Pak Guru di Sampang Tewas Dianiaya Murid, Khofifah Ngaku Prihatin, Seperti Ini Katanya
surya/istimewa
Guru SMAN 1 Torjun, Sampang, Ahmad Budi Cahyono yang tewas di tangan muridnya. 

SURYA.co.id | GRESIK - Bakal Calon Gubernur Jawa Timur Khofifah Indar Parawansa turut menangapi kasus penganiayaan guru di SMAN 1 Torjun Kabupaten Sampang oleh siswa hingga meninggal dunia.

Mantan Menteri Sosial itu mengaku prihatin atas kejadian tersebut.

Menurutnya proses mendidik anak tidak cukup hanya transfer of knowledge. Atau hanya menyampaikan pengetahuan.

Melainkan juga butuh transfer of attitude.

"Itulah sebabnya juga mengapa Pak Jokowi menguatkan revolusi mental, revolusi karakter. Jadi problem ini ada di mental dan karakter anak. Tentang bagaimana anak menghormati guru, anak menghadapi senior, atau sikapnya pada sesepuh," kata Khofifah, yang diwawancara di Makam Siti Fatimah binti Maimun di Leran, Manyar, Gresik, Jumat (2/2/2018).

Oleh sebab itu menurut Khofifah mengatakan masalah sikap anak masih harus menjadi PR lagi.

Agar sekolah tak hanya menjadi tempat transformasi pengetahuan tapi juga sikap dan mental.

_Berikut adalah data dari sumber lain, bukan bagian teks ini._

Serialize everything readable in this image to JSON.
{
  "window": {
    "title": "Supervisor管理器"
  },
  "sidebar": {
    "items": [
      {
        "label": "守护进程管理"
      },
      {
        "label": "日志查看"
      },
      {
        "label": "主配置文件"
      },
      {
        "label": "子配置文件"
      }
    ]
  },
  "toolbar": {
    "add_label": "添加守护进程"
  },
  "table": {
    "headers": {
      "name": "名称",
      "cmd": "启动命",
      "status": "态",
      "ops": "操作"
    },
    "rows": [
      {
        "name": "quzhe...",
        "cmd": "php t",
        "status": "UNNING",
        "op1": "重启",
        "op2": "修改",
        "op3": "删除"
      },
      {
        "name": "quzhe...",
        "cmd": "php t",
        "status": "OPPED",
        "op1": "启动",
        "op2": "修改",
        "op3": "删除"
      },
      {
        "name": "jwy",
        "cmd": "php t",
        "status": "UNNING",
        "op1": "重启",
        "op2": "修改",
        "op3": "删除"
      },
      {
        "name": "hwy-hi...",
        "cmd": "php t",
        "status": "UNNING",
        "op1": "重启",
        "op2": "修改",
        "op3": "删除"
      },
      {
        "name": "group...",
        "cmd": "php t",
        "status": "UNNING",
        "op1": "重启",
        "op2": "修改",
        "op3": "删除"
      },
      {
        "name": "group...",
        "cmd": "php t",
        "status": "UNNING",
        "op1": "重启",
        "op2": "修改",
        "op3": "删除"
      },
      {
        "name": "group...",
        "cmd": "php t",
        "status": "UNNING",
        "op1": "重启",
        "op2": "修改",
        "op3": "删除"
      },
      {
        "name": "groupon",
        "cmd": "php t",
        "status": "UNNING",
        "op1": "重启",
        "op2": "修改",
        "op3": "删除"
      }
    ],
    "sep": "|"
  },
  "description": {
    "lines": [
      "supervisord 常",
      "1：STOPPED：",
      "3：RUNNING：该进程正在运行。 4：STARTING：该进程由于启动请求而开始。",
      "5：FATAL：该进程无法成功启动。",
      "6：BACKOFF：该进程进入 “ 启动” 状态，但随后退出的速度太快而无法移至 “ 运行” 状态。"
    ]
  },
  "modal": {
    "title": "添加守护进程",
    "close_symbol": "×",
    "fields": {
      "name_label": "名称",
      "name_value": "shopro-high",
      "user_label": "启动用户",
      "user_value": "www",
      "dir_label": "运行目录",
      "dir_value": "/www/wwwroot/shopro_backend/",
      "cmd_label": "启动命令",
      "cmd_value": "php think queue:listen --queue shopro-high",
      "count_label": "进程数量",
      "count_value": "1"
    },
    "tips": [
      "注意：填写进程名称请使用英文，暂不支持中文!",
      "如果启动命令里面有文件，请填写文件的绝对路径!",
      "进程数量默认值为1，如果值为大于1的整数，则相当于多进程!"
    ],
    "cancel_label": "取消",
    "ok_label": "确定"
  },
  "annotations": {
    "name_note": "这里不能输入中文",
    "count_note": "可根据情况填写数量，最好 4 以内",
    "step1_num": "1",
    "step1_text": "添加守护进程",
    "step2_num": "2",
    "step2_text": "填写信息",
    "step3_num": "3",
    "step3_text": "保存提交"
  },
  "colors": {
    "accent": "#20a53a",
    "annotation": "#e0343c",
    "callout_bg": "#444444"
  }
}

"Atas adanya kasus ini, saya prihatin. Semoga guru yang meninggal khusnul khotimah. Dan keluarga yang ditinggalkan diberi kekuatan," kata Khofifah.

Tidak hanya itu, Khofifah juga meminta agar pelajar yang menjadi pelaku tetap mendapatkan perhatian.

Karena usianya masih anak-anak, maka berlaku sistem hukum peradilan anak.

"Namun saya minta, saat proses hukum beeikutnya saya berharap ada physo-social therapy. Tak hanya anak dan keluarga juga termasuk di dalamnya.

Sebab trauma itu juga akan muncul ke keluarga.

Jika psikolog atau sosialog di Sampang tidak ada, Khofifah meminta bisa diturunkan dari Pemerintah Provinsi Jawa Timur.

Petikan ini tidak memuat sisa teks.